1.Diffusion is defined as the mass transfer of individual molecules of a substance (diffusant), brought about by random molecular motion along a concentration gradient.

a)true

b)false

2.Diffusion is caused by the _____ of atoms or molecules

a)dissolution

b)brownian motion

c)solubility

d)turbidity

3.In solids, diffusion progresses at a rate of 

a)micrometre per second

b)millimetre per second

c)centimetre per second

d)all of these

4.In liquids, rate of diffusion is typically fractions of

a)micrometre per second

b)millimetre per second

c)centimetre per second

d)all of these

5.In gases, diffusion is a fairly fast process with a typical rate of

a)micrometre per second

b)millimetre per second

c)centimetre per second

d)all of these

6.The diffusion phenomenon applying in the pharmaceutical sciences includes:

a)Absorption and elimination of drug molecules in living systems

b)Permeation of drug molecules through the skin, cornea or buccal mucosa

c)Release of the drug from the dosage form

d)all of these

7.Diffusion can be studied by observing the flow of molecules through a barrier or membrane, which occurs by

a)simple molecular permeation

b)movement via pores or channels

c)both of these

d)only a

8.Fick’s first law states that flux is proportional to the concentration gradient across the barrier

a)true

b)false

9.Which of the following equation represents Fick’s first law?

a)J = -DdC/dx

b)J = dM/Sdt

c)dC/dt = -Dd2C/dx2

d)dC/dt = 0

10.The flux is the quantity of a material flowing through a unit cross-section of a barrier in unit time and is denoted as

a)J = -DdC/dx

b)J = dM/Sdt

c)dC/dt = -Dd2C/dx2

d)dC/dt = 0

11.What does negative sign in Fick’s first law of diffusion eqaution denotes?
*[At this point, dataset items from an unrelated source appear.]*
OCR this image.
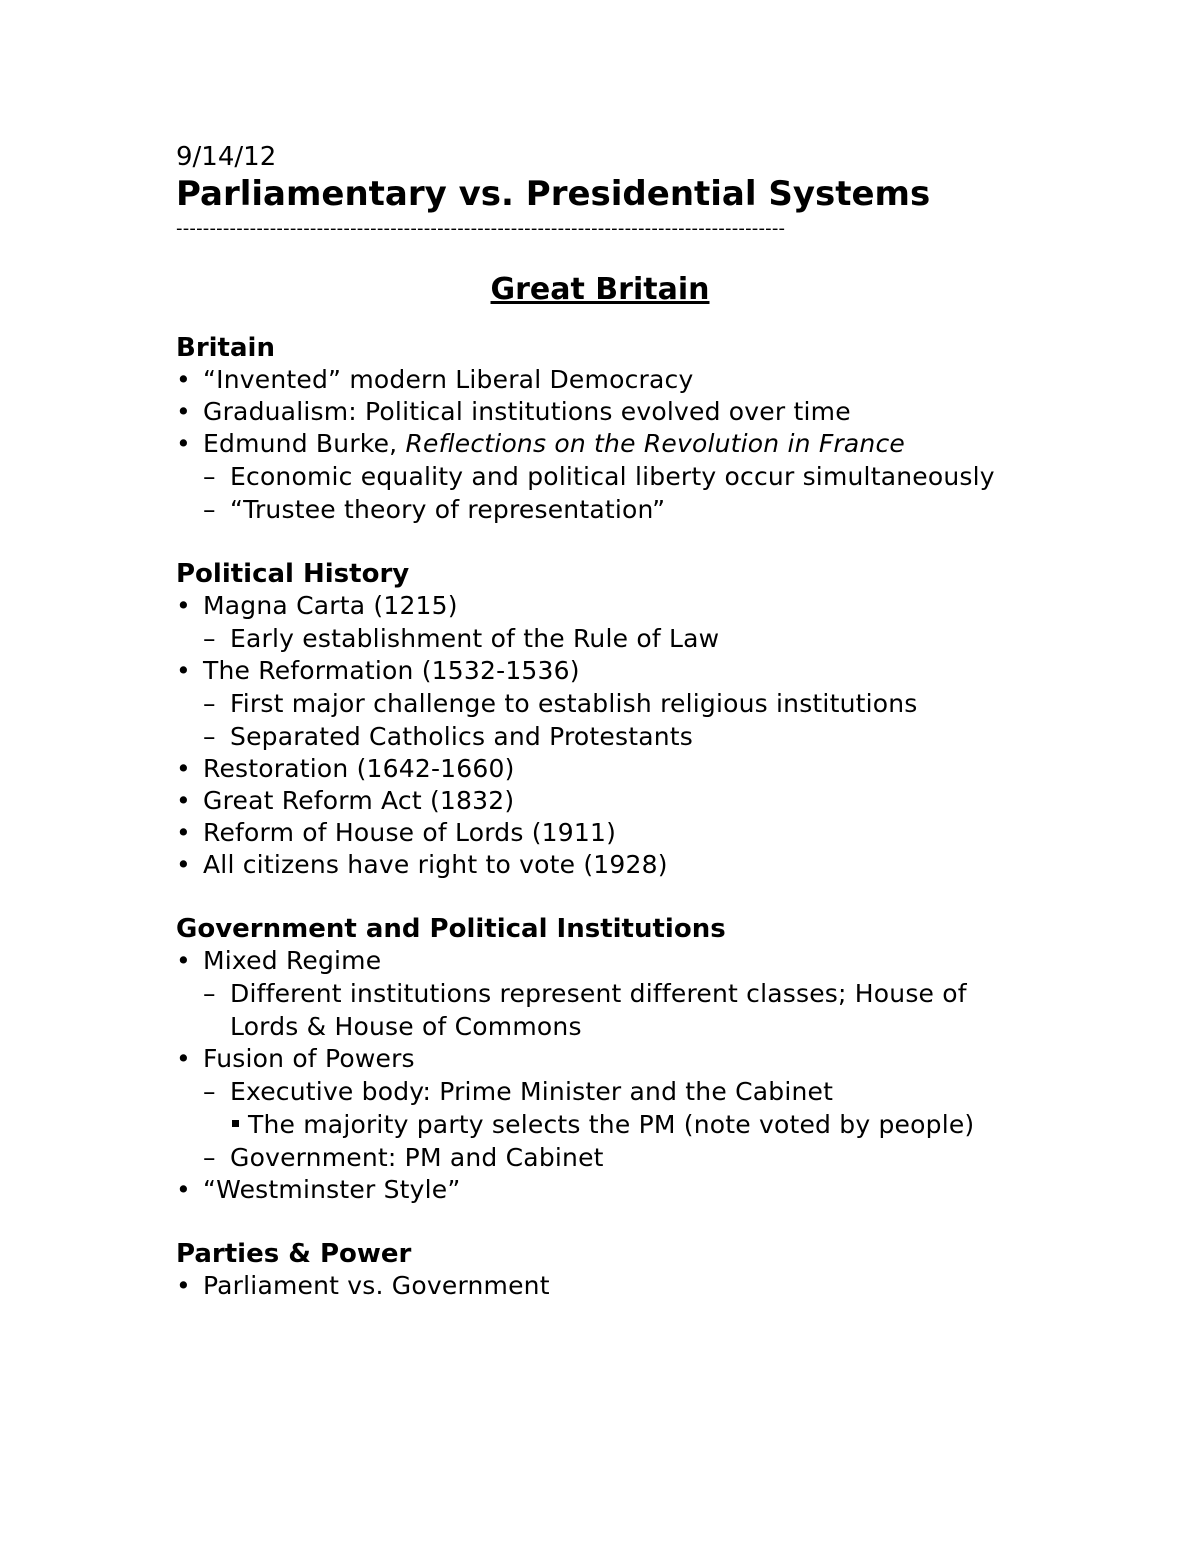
9/14/12

Parliamentary vs. Presidential Systems

-------------------------------------------------------------------------------------------

Great Britain

Britain

• “Invented” modern Liberal Democracy
• Gradualism: Political institutions evolved over time
• Edmund Burke, Reflections on the Revolution in France
– Economic equality and political liberty occur simultaneously
– “Trustee theory of representation”

Political History

• Magna Carta (1215)
– Early establishment of the Rule of Law
• The Reformation (1532-1536)
– First major challenge to establish religious institutions
– Separated Catholics and Protestants
• Restoration (1642-1660)
• Great Reform Act (1832)
• Reform of House of Lords (1911)
• All citizens have right to vote (1928)

Government and Political Institutions

• Mixed Regime
– Different institutions represent different classes; House of Lords & House of Commons
• Fusion of Powers
– Executive body: Prime Minister and the Cabinet
The majority party selects the PM (note voted by people)
– Government: PM and Cabinet
• “Westminster Style”

Parties & Power

• Parliament vs. Government
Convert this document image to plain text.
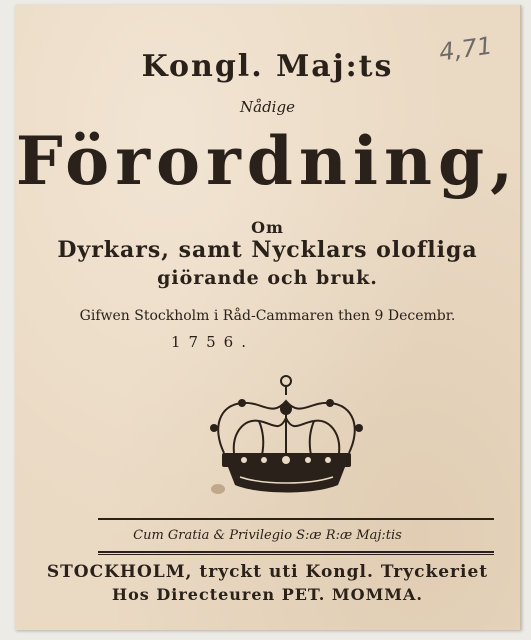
4,71
Kongl. Maj:ts
Nådige
Förordning,
Om
Dyrkars, samt Nycklars olofliga
giörande och bruk.
Gifwen Stockholm i Råd-Cammaren then 9 Decembr.
1756.
Cum Gratia & Privilegio S:æ R:æ Maj:tis
STOCKHOLM, tryckt uti Kongl. Tryckeriet
Hos Directeuren PET. MOMMA.
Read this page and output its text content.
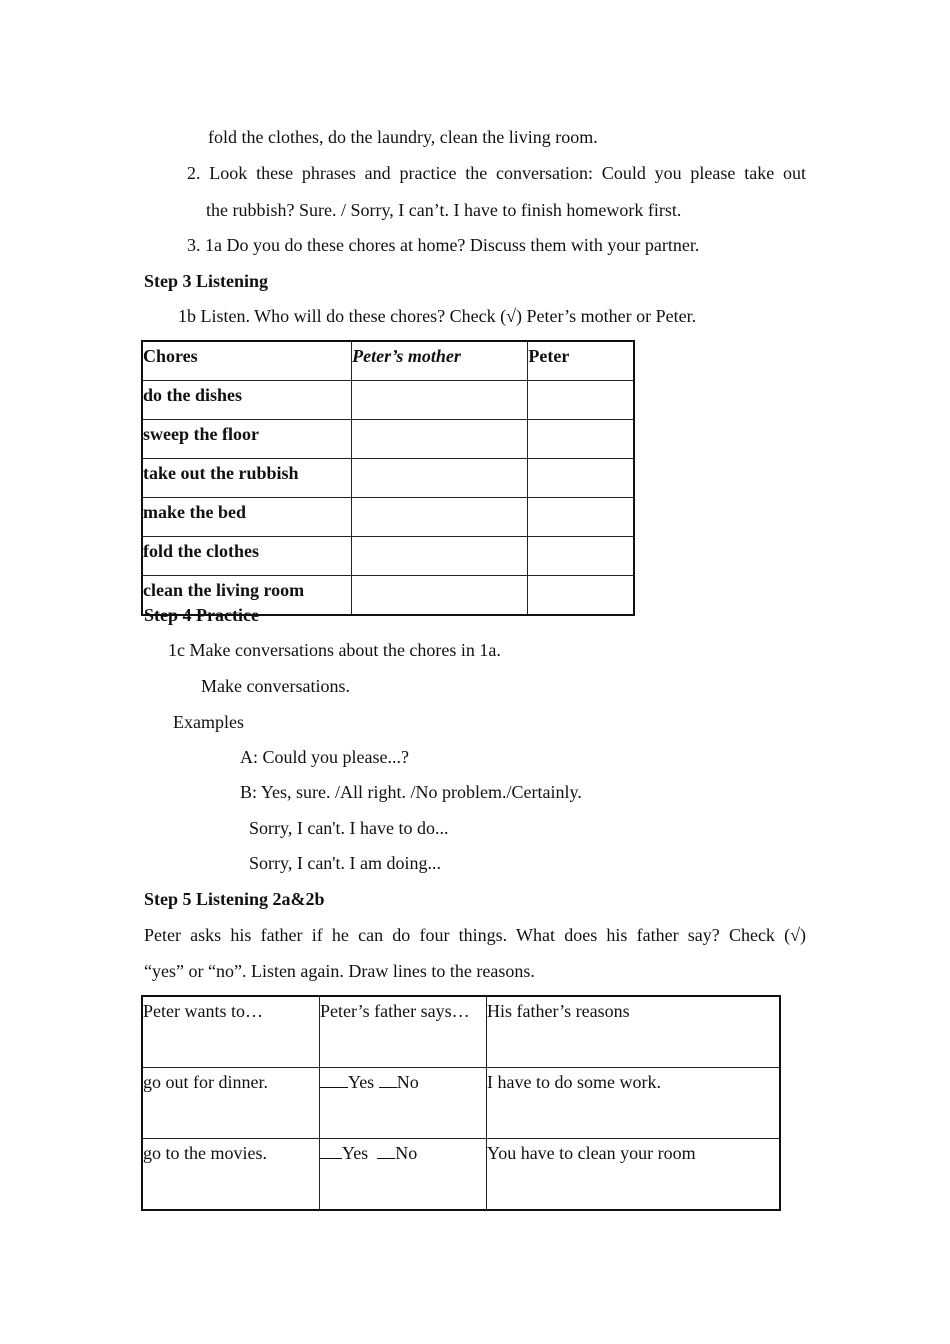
fold the clothes, do the laundry, clean the living room.
2. Look these phrases and practice the conversation: Could you please take out
the rubbish? Sure. / Sorry, I can’t. I have to finish homework first.
3. 1a Do you do these chores at home? Discuss them with your partner.
Step 3 Listening
1b Listen. Who will do these chores? Check (√) Peter’s mother or Peter.
Chores	Peter’s mother	Peter
do the dishes		
sweep the floor		
take out the rubbish		
make the bed		
fold the clothes		
clean the living room		
Step 4 Practice
1c Make conversations about the chores in 1a.
Make conversations.
Examples
A: Could you please...?
B: Yes, sure. /All right. /No problem./Certainly.
Sorry, I can't. I have to do...
Sorry, I can't. I am doing...
Step 5 Listening 2a&2b
Peter asks his father if he can do four things. What does his father say? Check (√)
“yes” or “no”. Listen again. Draw lines to the reasons.
Peter wants to…	Peter’s father says…	His father’s reasons
go out for dinner.	Yes No	I have to do some work.
go to the movies.	Yes No	You have to clean your room
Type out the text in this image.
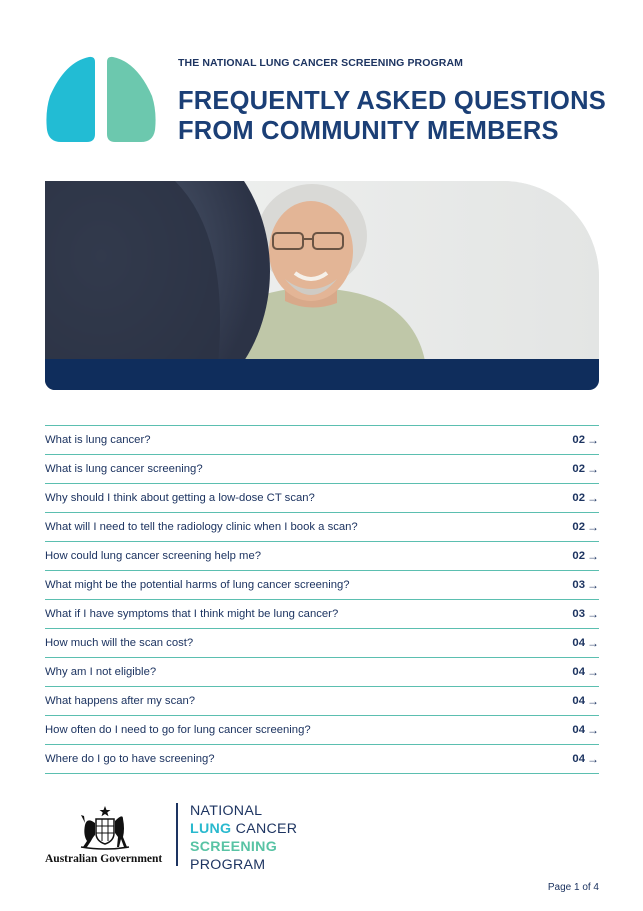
THE NATIONAL LUNG CANCER SCREENING PROGRAM
FREQUENTLY ASKED QUESTIONS
FROM COMMUNITY MEMBERS
What is lung cancer?	02 →
What is lung cancer screening?	02 →
Why should I think about getting a low-dose CT scan?	02 →
What will I need to tell the radiology clinic when I book a scan?	02 →
How could lung cancer screening help me?	02 →
What might be the potential harms of lung cancer screening?	03 →
What if I have symptoms that I think might be lung cancer?	03 →
How much will the scan cost?	04 →
Why am I not eligible?	04 →
What happens after my scan?	04 →
How often do I need to go for lung cancer screening?	04 →
Where do I go to have screening?	04 →
Australian Government
NATIONAL
LUNG CANCER
SCREENING
PROGRAM
Page 1 of 4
a)diffusion occurs in a direction opposite to that of increasing concentration

b)diffusion occurs in the direction of decreasing concentration of the diffusant

c)only b

d)both of these

12.Flux is always a _____ quantity.

a)positive

b)negative

c)neutral

d)may be positive as well as negative

13.A relation for Fick’s second law is as follows

a)J = -DdC/dx

b)J = dM/Sdt

c)dC/dt = -Dd2C/dx2

d)dC/dt = 0

14.Steady-state condition is characterized by the condition

a)J = -DdC/dx

b)J = dM/Sdt

c)dC/dt = -Dd2C/dx2

d)dC/dt = 0

15.Which of the following is used for measurement of diffusion?

a)viscometer

b)basket type apparatus

c)flow through cell

d)franz diffusion cell

Solutions:

  1. a)true
  2. b)brownian motion
  3. a)micrometre per second
  4. b)millimetre per second
  5. c)centimetre per second
  6. d)all of these
  7. c)both of these
  8. a)true
  9. a)J = -DdC/dx
  10. b)J = dM/Sdt
  11. d)both of these
  12. a)positive
  13. c)dC/dt = -Dd2C/dx2
  14. d)dC/dt = 0
  15. d)franz diffusion cell

References:

  1. Gaurav K. Jain Theory and Practice of Physical Pharmacy, 1st edition 2012 Elsevier, page no. 266-271.
  2. Martins Physical Pharmacy, 6th edition 2011, page no. 415-422.